MRMH: What are your recommendations for the community?

Roger: Put the ex vivo work together and start applying it to in vivo. We just published a review paper in Diagnostics and made some suggestions as to what needs to be done. There are a number of studies about ideal b-values, but what is neglected is the diffusion time. This can vary enormously between scanners. Most scanner software doesn’t report the diffusion time and most studies don’t either. This could be a significant contribution to the lack of sensitivity and specificity in clinical DWI.

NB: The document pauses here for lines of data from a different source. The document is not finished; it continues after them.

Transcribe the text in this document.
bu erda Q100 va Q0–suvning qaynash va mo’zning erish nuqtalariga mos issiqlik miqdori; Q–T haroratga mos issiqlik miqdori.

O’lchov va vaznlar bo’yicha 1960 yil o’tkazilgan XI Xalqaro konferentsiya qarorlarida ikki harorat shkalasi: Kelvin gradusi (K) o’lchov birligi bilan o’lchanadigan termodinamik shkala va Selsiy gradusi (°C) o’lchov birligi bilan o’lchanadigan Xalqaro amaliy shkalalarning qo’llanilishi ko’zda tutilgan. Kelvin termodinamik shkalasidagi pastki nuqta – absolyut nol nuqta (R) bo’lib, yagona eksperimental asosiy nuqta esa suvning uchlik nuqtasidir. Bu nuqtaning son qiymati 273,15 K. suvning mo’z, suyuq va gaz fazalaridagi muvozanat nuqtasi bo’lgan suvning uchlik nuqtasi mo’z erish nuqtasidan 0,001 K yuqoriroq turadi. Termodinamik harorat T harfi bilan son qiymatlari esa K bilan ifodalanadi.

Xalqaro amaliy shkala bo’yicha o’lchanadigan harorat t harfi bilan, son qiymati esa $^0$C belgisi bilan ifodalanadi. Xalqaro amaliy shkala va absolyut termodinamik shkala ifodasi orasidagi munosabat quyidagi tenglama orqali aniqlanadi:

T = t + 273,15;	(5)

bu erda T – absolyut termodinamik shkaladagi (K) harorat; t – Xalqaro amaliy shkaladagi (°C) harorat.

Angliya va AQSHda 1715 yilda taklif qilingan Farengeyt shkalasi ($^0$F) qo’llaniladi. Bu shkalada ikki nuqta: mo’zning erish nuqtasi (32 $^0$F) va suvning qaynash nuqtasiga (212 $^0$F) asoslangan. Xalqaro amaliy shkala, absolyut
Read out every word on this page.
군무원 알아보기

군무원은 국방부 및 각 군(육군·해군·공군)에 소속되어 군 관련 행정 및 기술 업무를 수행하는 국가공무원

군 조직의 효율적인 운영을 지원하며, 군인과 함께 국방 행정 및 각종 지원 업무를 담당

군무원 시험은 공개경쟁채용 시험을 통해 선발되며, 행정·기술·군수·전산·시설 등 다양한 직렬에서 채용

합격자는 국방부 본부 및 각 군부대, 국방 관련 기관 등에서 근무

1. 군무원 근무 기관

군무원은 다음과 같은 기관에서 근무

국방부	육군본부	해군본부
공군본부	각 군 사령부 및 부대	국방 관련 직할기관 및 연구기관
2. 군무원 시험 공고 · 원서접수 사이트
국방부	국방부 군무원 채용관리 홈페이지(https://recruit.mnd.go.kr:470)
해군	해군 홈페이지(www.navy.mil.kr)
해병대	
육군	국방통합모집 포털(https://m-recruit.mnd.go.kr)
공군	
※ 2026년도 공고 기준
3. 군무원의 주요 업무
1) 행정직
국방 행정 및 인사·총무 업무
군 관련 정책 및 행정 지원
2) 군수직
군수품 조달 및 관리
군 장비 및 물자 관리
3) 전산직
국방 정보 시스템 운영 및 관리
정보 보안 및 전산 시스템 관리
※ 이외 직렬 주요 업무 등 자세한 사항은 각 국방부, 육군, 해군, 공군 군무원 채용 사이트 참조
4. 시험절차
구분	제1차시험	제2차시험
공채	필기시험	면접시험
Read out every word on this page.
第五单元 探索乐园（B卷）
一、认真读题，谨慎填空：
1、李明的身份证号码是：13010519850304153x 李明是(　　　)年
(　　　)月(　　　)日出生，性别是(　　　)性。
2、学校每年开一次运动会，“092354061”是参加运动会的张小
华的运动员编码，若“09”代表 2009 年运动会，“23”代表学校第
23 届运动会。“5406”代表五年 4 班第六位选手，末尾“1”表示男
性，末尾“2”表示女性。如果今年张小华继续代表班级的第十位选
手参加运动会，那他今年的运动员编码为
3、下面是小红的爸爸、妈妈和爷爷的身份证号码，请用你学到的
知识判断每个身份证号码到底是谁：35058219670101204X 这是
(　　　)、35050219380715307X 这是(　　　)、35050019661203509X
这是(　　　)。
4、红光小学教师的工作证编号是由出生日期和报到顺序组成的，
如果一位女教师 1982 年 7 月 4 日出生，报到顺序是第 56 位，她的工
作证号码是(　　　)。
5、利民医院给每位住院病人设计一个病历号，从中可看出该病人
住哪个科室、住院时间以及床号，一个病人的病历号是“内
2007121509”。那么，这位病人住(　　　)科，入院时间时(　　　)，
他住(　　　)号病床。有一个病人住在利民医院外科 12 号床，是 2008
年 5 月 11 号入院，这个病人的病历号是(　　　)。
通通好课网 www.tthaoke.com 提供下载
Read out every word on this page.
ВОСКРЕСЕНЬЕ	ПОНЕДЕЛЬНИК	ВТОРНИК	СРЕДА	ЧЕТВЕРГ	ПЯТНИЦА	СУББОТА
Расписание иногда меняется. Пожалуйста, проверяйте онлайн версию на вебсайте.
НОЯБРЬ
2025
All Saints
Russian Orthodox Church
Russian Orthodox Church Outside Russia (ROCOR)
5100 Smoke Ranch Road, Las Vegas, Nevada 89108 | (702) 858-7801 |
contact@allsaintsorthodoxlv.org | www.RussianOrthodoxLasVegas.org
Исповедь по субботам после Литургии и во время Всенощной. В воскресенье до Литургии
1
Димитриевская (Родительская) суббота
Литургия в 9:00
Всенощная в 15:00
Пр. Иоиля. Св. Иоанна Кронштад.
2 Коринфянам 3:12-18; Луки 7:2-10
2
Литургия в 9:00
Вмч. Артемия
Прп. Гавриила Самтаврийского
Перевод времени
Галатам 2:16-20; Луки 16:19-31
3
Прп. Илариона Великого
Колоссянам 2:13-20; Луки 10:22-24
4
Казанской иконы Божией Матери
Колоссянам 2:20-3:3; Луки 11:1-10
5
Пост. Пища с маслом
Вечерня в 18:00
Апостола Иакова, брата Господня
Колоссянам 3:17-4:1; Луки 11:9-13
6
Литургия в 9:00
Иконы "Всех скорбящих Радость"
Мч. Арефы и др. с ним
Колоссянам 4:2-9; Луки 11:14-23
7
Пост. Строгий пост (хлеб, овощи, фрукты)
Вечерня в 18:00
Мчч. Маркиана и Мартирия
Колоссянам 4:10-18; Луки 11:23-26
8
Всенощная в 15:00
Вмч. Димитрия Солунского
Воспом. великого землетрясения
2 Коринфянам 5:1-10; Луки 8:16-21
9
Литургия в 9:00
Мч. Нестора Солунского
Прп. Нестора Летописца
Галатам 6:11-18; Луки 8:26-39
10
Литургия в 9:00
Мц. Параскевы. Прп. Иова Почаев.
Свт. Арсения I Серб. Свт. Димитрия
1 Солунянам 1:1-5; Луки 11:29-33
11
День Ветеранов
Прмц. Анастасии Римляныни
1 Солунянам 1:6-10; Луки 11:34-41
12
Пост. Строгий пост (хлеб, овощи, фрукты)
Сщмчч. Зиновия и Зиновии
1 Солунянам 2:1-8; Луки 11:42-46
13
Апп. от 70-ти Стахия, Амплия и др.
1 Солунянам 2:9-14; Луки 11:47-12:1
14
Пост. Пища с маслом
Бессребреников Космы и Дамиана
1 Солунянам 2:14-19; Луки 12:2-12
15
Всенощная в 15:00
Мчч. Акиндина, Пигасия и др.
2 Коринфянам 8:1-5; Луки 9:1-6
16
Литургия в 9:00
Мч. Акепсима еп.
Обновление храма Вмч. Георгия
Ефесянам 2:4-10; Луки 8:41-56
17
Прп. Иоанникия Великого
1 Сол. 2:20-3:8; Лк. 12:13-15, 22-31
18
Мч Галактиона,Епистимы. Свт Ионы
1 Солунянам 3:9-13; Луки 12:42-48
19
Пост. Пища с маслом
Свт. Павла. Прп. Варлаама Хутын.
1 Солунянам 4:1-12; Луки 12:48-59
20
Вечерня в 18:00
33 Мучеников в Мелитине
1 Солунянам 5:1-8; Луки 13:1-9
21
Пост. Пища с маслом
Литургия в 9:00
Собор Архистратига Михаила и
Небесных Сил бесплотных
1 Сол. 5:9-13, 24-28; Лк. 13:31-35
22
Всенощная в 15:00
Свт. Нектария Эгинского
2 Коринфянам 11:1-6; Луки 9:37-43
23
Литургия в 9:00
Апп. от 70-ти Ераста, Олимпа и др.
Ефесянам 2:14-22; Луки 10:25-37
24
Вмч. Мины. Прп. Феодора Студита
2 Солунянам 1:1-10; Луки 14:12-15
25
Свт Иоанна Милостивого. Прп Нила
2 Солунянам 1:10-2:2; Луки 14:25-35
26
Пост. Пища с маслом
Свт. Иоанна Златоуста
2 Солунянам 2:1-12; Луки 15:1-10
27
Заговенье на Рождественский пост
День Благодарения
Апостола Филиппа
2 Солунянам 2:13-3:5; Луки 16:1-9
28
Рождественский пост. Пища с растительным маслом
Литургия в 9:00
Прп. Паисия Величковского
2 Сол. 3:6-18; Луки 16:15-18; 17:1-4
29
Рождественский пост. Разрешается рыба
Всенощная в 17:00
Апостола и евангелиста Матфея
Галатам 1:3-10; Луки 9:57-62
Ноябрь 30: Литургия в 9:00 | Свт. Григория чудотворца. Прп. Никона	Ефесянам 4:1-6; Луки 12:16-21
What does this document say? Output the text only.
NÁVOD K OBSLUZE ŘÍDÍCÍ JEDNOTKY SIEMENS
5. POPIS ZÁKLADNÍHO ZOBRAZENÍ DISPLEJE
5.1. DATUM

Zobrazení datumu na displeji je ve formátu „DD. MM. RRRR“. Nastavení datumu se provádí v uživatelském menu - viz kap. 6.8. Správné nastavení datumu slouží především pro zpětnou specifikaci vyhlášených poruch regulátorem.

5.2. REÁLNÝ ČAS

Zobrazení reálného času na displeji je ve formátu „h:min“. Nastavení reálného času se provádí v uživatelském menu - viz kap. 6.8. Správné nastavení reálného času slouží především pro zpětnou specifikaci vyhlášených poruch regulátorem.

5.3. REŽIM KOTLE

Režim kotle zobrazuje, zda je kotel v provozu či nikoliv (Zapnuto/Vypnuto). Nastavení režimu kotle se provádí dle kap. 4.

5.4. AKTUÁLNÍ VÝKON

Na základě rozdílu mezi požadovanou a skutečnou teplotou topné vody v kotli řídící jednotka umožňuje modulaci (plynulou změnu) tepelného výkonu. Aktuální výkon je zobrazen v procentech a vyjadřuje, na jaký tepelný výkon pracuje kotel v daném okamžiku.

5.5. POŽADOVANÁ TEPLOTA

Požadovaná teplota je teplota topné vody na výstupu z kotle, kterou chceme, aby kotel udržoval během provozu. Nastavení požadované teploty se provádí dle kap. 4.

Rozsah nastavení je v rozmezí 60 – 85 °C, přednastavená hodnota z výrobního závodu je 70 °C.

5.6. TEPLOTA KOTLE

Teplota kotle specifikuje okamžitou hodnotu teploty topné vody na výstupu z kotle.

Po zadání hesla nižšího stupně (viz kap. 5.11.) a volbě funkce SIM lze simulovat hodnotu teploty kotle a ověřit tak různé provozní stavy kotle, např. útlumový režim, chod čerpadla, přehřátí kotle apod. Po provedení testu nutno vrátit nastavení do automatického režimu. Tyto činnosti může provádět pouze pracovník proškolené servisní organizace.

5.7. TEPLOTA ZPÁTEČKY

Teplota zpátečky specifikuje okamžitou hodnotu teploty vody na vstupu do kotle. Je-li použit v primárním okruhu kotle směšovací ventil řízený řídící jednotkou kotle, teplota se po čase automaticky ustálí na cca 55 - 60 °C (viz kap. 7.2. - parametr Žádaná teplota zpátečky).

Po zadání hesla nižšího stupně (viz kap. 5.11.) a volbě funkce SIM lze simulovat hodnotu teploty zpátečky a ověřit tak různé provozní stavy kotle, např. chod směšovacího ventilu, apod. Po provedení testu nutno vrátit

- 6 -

Also, T2 differences in tissue might affect diffusion modeling and a couple of pilot studies suggest there is microscopic T2 heterogeneity in the prostate. Another more difficult thing in terms of modeling prostate diffusion is to look at exchange between compartments. We just don’t know yet whether that is important.

Finally, how do people assess diagnostic accuracy? There is a weakness in the literature about that. Testing the diagnostic value of “improved” multi-parameter models one parameter at a time is not the way to go. You don’t know how the information is distributed across model parameters, so to take one parameter at a time and correlate with pathology is defeating the purpose of multi-parametric modeling.